Bless Me Ultima Study Guide

Bless Me Ultima

Bless Me Ultima by Rudolfo Anaya

Bless Me, Ultima is the story of Antonion Marez y Luna, a young man living in New Mexico just after the close of World War II. Antonio narrates the story of his youth from an older perspective, reflecting on his relationship with his mentor, Ultima, a midwife and virtuous witch. Tony faces crises of faith and identity as well as the terrors of black magic while learning at Ultima's side, eventually forming his own ideas separate from the Catholicism of his mother and the sensualism of his father.

Set in the small town of Guadalupe, New Mexico just after World War II, Antonio Márez y Luna (Tony) tells his story from the memories of his adult self, who harkens back to his childhood and reflects on his growing up. Anaya uses the basic structure of the Bildungsroman to weave a tale from the child's point of view of good and evil, of life and death, of myth and reality that challenges young Tony's beliefs about God, his family and his destiny. His progress in learning about life is grounded in Ultima, an aged and wise member of the community who is highly respected by Tony's parents. Tony has a very special relationship with her, as she was the midwife at his birth. Throughout the story she passes on her wisdom and knowledge to Tony.

The novel begins as Tony's parents, Gabriel and Maria, invite Ultima to come and live with them when Tony is about to turn seven—just reaching the age of reason. As Tony, with Ultima's guidance, searches for his true identity and his rightful destiny, he witnesses several deaths, assists Ultima in purging his uncle Lucas of an evil spell, experiences a crisis of faith in the Catholic tradition, embraces the myth of the golden carp, discovers the sordidness of his older brother, survives a harrowing illness and realizes that he may be the only heir to the cultural and spiritual legacy that was Ultima, for Ultima is the last of her kind.

Throughout the novel Tony struggles with his identity. In the first chapter Anaya establishes the roots of this struggle through Tony's dream—a flashback to the day of his birth. In his dream Tony views the differences between his parents' familial backgrounds. His father's side, the Márez (descendents of the sea), are the restless vaqueros who roam the llanos and seek adventure. The Lunas, his mother's side, are the people of the moon, religious farmers whose destiny is to homestead and work the land. Each side of the family wants control of the newborn's future. But, as the dream ends, Ultima intercedes and takes on the responsibility for knowing and guarding Tony's destiny herself. His mother's dream is for him to become a Roman Catholic priest, His father's dream is to embark on a new adventure and move west to California with his sons to recapture the openness of the Llano he has foregone in moving to the town.

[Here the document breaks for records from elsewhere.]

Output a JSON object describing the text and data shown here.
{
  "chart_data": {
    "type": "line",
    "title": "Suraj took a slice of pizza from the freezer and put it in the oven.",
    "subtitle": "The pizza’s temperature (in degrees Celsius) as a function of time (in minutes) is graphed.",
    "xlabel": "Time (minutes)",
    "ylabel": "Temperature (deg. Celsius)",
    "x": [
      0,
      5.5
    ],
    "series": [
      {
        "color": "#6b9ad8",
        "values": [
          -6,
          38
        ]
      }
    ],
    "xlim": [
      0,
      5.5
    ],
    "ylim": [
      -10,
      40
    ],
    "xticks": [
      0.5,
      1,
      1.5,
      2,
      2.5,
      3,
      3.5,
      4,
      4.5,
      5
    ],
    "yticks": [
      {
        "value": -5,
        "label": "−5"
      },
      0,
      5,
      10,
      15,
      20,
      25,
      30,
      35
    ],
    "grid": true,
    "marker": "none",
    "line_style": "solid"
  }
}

Early on Antonio must come to grips with the opposition between good and evil. Ultima, in her role as protector, uses her knowledge of healing and magic to neutralize the evil witchcraft the three daughters of Tenorio Trementina have wrought on Tony's uncle, and toward the end her soul struggles against the evil of Tenorio himself.

Over the course of the novel Antonio becomes disillusioned with the faith and through Cico, one of his closer friends learns of another god. Throughout the novel Tony keeps trying to reconcile the complexity of his mixed familial heritage Lunas with the Márez,and his mixed religious heritage: traditional Catholicism with the Native American religion.

Early on Tony's experience preparing for and making his First Communion, the second rite of passage of the Catholic Church, leaves him disillusioned as he did not receive the spiritual knowledge he had expected. He begins to question the value of the Catholic Church, concentrated on the Virgin Mary and a Father God, and on ritual, as unable to answer his moral and metaphysical dilemmas. At the same time, realizing that the Church represents the female values of his mother, Tony cannot bring himself to accept the lawlessness, violence and unthinking sensuality which his father and older brothers symbolize. Instead through his relationship with Ultima, he discovers a oneness with nature. Through his discovery that "All is One" he is able to resolve the major existential conflict in his life.

Antonio realizes at the end of the novel that the tension he feels as he is pulled between the free, open landscape of the llano, and the circumscribed river valley of the town, between the Márez's way of being and that of the Lunas, and between Catholicism and the indigenous religion of the golden carp, does not require him to choose one over the other. He can bring both together to form a new identity and a new religion that is made up of both. Antonio says to his father:

Take the llano and the river valley, the moon and the sea, God and the golden carp—and make something new... Papa, can a new religion be made?